L’éditeur a ajouté une note : « Mlle Vaudchamp, douée d’une voix charmante et très bonne musicienne, a réussi à chasser les chagrins de M. Delille par ses accents ; elle s’est associée à toutes ses peines et quelquefois même à ses travaux ; ses soins assidus ont été d’un très grand secours à M. Delille pour la composition et la publication de ses ouvrages. Le poète l’a appelée quelquefois son Antigone et elle mérite ce titre touchant par sa conduite envers son père et sa propre famille. M. Delille, qui n’a jamais été dans les ordres, comme on a voulu le faire croire, a acquitté envers Mlle Vaudchamp la dette de la reconnaissance ; il lui a donné son nom. » C’est à Londres qu’il se maria. Encore qu’il n’eût reçu que les ordres mineurs, juste ce qu’il fallait pour jouir d’un bénéfice ecclésiastique et prendre le titre d’abbé avec le petit collet, Delille demanda et obtint facilement une dispense.
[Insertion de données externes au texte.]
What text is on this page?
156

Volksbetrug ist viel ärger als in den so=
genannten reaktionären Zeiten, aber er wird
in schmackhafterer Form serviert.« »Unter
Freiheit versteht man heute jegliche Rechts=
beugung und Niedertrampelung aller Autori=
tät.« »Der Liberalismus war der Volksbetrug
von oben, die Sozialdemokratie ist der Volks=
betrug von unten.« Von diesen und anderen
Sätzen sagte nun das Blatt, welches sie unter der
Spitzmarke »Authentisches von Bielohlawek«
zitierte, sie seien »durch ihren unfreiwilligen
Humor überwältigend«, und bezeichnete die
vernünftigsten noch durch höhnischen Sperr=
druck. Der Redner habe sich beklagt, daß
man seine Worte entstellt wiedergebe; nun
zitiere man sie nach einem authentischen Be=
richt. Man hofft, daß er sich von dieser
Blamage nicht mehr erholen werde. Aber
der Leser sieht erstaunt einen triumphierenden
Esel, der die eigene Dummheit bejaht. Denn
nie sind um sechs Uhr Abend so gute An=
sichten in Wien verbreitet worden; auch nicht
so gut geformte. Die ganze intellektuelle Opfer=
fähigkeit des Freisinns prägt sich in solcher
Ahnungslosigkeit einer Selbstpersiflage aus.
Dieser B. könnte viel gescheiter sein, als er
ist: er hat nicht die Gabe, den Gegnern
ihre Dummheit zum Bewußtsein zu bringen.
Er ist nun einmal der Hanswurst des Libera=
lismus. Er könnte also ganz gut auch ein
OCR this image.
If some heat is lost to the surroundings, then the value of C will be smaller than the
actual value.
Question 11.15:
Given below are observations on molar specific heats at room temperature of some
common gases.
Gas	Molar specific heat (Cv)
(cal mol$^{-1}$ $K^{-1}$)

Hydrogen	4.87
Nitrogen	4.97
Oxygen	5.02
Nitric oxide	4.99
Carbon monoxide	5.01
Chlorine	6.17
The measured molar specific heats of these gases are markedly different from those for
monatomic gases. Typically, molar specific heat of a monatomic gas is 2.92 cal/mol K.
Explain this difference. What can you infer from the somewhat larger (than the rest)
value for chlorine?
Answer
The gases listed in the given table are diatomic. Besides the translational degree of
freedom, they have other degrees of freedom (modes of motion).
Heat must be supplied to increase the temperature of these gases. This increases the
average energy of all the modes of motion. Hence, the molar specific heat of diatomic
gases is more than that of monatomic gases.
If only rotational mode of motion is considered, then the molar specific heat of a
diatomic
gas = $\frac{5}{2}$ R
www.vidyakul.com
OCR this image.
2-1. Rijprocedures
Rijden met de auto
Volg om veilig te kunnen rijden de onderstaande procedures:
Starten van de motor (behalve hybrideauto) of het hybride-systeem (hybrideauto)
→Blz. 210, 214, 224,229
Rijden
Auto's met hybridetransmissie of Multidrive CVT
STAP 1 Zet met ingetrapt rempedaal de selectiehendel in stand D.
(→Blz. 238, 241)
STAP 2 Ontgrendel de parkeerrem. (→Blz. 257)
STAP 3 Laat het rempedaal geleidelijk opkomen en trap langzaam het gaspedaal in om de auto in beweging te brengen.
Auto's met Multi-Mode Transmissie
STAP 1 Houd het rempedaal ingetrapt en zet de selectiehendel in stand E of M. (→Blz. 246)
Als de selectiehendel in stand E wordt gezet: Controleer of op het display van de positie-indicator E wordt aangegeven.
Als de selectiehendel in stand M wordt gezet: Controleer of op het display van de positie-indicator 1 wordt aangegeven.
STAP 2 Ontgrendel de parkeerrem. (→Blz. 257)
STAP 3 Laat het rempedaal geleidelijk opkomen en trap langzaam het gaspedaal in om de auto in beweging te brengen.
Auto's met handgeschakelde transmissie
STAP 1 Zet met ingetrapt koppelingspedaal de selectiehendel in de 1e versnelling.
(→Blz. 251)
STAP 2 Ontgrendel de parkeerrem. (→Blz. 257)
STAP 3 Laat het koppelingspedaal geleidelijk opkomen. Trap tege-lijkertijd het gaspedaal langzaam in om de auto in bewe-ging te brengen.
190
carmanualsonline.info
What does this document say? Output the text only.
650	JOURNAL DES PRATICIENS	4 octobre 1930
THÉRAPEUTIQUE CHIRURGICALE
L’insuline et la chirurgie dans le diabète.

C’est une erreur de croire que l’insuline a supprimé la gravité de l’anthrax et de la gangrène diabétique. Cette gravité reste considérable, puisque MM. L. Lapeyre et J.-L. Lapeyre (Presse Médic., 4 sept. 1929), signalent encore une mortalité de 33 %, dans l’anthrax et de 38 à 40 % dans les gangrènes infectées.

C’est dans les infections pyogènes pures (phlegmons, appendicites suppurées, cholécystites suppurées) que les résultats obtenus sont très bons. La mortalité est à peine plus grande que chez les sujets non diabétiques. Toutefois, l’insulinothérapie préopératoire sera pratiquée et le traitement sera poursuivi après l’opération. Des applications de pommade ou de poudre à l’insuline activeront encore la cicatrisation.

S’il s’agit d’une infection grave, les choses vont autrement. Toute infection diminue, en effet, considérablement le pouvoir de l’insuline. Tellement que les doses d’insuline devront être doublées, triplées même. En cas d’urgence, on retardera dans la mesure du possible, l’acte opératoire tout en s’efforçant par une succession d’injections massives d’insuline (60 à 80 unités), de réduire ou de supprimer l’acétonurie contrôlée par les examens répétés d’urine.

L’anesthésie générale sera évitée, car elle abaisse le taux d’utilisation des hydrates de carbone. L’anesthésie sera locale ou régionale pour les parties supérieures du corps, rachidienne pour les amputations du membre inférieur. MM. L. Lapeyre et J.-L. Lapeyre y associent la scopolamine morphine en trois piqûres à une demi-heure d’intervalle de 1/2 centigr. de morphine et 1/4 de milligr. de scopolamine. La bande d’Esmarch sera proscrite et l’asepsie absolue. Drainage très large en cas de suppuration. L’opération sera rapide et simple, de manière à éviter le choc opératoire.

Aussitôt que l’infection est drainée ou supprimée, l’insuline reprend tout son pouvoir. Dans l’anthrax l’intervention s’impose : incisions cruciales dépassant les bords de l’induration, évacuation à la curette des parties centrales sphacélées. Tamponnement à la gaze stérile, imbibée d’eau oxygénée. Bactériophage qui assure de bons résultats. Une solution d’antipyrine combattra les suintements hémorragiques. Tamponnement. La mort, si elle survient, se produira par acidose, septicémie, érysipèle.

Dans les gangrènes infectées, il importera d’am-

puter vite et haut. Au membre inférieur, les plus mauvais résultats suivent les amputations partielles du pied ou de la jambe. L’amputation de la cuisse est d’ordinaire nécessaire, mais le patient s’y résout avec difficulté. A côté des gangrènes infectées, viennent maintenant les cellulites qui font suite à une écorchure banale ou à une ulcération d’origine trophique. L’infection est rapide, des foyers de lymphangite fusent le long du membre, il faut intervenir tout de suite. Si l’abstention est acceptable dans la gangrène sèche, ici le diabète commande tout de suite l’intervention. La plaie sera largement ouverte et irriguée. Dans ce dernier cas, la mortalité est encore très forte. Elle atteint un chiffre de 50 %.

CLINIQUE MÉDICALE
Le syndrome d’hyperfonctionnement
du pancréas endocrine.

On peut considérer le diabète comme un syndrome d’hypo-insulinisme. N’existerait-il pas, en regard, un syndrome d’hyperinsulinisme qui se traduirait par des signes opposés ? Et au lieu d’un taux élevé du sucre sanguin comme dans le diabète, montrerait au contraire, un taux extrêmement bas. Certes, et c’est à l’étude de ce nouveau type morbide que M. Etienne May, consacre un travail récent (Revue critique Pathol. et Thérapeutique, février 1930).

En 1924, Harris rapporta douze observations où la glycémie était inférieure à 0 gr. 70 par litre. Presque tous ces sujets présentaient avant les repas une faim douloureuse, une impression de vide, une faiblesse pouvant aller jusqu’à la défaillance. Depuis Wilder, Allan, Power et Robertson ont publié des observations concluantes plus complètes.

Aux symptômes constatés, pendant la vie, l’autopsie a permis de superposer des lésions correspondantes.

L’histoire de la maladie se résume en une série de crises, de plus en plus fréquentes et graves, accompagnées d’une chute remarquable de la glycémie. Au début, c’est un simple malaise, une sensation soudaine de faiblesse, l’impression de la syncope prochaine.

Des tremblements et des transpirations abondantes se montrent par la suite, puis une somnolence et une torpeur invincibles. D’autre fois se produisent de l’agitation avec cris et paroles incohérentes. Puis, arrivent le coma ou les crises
Les médisants ont eu beau jeu et les anecdotiers se sont plu à parler de ce singulier ménage. Mme Delille, malgré son nom, était restée Mlle Vaudchamp. Bonne femme au fond, dévouée à son mari, elle n’avait pu acquérir les manières du monde et l’usage des salons que ne lui avait pas appris son éducation première. Dans une position fort aisée, elle avait gardé un peu de la parcimonie où avait vécu sa jeunesse. Son économie passait pour de l’avarice. Giguet et Michaud, libraires à Paris, avaient un traité avec le poète pour tous ses ouvrages ; ils payaient six francs par vers, bons ou mauvais : ils donnaient en plus trente sous à la demoiselle. C’était elle qui réglait la dépense de la maison ; elle avait intérêt à ce que le revenu ne diminuât pas. Aussi imposait-elle au poète un certain nombre d’hémistiches par jour, 30 vers avant de

  1. La Pitié, chant 1er, p. 45.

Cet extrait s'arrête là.